Soil Respiration at Forest Edges along an Urban to Rural Gradient in Massachusetts 2018-2019

As urbanization and forest fragmentation increase around the globe, it is critical to understand how rates of respiration and carbon losses from soil carbon pools are affected by these processes. This study characterizes soils in fragmented forests along an urban to rural gradient, evaluating the sensitivity of soil respiration to changes in soil temperature and moisture near the forest edge. While previous studies found elevated rates of soil respiration at temperate forest edges in rural areas compared to the forest interior, we find that soil respiration is suppressed at the forest edge in urban areas. At urban sites, respiration rates are 25% lower at the forest edge relative to the interior, likely due to high temperature and aridity conditions near urban edges. While rural soils continue to respire with increasing temperatures, urban soil respiration rates asymptote as temperatures climb and soils dry.

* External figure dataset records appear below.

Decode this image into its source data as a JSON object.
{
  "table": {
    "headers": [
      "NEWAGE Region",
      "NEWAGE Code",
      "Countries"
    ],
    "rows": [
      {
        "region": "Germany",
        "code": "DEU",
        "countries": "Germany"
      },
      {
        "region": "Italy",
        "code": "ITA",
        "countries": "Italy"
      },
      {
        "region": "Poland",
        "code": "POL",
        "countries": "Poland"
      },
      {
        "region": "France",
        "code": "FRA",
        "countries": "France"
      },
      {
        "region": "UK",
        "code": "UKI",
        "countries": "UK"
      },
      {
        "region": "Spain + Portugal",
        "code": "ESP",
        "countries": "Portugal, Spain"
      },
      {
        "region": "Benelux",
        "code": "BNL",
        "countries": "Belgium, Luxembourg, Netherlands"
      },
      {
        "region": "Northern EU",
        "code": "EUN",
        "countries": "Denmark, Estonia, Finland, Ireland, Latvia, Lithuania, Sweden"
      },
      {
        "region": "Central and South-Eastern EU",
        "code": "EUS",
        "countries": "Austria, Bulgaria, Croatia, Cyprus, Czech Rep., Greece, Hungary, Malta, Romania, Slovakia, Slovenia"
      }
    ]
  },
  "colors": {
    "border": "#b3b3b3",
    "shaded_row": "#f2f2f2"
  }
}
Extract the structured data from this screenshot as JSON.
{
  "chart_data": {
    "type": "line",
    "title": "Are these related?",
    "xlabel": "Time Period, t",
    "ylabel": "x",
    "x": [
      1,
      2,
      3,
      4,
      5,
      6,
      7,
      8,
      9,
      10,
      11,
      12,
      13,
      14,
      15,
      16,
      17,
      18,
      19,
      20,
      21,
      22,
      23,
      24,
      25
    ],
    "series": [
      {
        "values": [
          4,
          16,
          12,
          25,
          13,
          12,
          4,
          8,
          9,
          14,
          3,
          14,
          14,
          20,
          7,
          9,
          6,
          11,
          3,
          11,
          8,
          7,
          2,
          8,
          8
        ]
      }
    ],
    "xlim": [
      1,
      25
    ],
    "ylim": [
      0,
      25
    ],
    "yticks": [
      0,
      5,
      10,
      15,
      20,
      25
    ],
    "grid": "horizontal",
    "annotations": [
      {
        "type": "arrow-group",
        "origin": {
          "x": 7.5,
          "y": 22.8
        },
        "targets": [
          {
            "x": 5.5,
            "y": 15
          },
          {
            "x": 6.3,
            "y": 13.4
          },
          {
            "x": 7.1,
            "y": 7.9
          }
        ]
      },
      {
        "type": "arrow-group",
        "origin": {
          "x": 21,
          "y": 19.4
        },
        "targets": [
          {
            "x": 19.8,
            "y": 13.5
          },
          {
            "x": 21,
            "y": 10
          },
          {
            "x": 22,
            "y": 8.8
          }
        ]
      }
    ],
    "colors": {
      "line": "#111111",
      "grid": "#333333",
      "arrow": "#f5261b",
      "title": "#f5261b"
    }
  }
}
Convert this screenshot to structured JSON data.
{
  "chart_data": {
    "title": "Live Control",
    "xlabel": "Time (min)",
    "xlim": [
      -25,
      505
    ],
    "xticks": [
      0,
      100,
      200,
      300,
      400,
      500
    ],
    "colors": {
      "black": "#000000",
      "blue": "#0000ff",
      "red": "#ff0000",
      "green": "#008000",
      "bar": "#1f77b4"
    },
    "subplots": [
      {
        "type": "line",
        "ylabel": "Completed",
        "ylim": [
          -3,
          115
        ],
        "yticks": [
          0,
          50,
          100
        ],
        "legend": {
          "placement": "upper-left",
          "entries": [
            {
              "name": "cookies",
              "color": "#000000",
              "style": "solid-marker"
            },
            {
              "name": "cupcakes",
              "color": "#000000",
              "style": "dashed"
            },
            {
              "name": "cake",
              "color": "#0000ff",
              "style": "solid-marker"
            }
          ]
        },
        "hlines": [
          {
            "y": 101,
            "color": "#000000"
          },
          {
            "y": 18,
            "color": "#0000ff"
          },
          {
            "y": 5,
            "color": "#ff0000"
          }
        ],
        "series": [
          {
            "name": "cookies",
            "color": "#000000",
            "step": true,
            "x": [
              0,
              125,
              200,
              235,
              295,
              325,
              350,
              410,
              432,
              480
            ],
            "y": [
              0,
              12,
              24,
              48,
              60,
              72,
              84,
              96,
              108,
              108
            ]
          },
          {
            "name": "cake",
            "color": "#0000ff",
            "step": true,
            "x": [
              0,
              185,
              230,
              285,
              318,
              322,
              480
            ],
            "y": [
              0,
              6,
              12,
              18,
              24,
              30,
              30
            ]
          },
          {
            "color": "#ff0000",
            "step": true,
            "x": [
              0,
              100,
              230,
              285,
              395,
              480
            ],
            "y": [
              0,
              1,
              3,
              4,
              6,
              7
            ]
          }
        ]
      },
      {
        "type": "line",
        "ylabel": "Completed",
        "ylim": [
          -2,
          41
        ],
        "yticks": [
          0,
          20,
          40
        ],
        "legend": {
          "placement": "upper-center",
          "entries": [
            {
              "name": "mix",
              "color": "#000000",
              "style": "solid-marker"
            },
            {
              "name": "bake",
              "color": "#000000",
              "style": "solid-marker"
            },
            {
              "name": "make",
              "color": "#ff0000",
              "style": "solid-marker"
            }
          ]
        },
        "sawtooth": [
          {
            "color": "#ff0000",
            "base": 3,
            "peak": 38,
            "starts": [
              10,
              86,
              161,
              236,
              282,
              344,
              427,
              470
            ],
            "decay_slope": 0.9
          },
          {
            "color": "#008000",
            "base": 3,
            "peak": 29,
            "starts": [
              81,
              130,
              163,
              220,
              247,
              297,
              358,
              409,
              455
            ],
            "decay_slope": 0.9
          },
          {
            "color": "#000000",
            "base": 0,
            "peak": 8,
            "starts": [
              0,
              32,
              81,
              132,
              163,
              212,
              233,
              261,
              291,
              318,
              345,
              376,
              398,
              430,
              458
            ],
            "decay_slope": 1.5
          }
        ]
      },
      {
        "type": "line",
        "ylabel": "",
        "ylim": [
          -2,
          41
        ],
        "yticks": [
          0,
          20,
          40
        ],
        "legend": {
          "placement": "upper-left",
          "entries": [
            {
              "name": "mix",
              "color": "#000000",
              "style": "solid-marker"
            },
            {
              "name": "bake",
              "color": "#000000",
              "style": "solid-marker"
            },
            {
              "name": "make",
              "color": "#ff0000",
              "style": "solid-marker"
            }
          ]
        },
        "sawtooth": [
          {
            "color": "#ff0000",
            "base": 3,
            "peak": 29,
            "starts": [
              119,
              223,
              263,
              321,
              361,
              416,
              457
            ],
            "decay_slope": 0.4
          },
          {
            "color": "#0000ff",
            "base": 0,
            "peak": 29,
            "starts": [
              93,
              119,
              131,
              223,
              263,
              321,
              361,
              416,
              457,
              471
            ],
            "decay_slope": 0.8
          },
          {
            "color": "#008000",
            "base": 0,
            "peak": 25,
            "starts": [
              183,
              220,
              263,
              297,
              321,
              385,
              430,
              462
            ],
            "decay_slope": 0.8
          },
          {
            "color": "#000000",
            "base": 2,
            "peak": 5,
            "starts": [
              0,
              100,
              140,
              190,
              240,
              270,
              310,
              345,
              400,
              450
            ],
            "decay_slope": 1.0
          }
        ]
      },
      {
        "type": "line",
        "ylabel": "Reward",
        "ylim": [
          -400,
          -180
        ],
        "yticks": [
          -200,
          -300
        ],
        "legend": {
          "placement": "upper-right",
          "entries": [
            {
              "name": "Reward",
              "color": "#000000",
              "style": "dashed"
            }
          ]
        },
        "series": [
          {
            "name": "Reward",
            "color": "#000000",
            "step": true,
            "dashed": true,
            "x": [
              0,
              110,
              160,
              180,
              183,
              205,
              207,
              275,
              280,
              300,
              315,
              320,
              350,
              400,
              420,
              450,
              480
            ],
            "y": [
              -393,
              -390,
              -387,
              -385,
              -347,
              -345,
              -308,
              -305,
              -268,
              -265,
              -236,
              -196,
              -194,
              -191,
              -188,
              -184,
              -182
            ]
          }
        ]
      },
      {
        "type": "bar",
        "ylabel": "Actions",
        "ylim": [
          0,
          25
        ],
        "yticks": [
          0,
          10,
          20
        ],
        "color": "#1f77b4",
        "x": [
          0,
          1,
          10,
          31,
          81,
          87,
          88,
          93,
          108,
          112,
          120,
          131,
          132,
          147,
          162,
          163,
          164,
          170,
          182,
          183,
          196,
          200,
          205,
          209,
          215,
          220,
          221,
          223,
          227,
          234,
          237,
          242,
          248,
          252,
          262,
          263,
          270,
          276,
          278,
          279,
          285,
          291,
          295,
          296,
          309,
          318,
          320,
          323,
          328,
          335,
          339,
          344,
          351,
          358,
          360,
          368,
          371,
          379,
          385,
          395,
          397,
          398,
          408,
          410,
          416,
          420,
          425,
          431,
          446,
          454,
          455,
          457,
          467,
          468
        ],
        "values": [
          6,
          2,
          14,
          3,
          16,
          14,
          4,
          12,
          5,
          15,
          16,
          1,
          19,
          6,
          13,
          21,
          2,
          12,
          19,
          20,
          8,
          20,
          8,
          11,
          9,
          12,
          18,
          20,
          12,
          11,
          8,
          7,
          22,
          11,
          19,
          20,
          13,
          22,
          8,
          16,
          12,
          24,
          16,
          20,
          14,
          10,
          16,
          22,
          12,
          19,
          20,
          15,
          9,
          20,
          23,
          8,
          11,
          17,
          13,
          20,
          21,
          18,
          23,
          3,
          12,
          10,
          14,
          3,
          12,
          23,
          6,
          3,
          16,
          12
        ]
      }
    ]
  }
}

Soil temperature- and moisture-sensitivity modeling show that respiration rates in urban soils are less sensitive to rising temperatures than those in rural soils. Scaling these results to Massachusetts (MA), which encompasses 0.25 Mha of urban forest, we find that failure to account for decreases in soil respiration rates near urban forest edges leads to an overestimate of growing-season soil carbon fluxes of greater than 350,000 MgC. This difference is almost 2.5 times that for rural soils in the analogous comparison (underestimate of less than 143,000 MgC), even though rural forest area is more than four times greater than urban forest area in MA. While a changing climate may stimulate carbon losses from rural forest edge soils, urban forests may experience enhanced soil carbon sequestration near the forest edge. These findings highlight the need to capture the effects of forest fragmentation and land use context when making projections about soil behavior and carbon cycling in a warming and increasingly urbanized world. We provide soil respiration, soil temperature and soil volumetric water content (VWC) data collected from forest edge soils at 8 field sites in Massachusetts.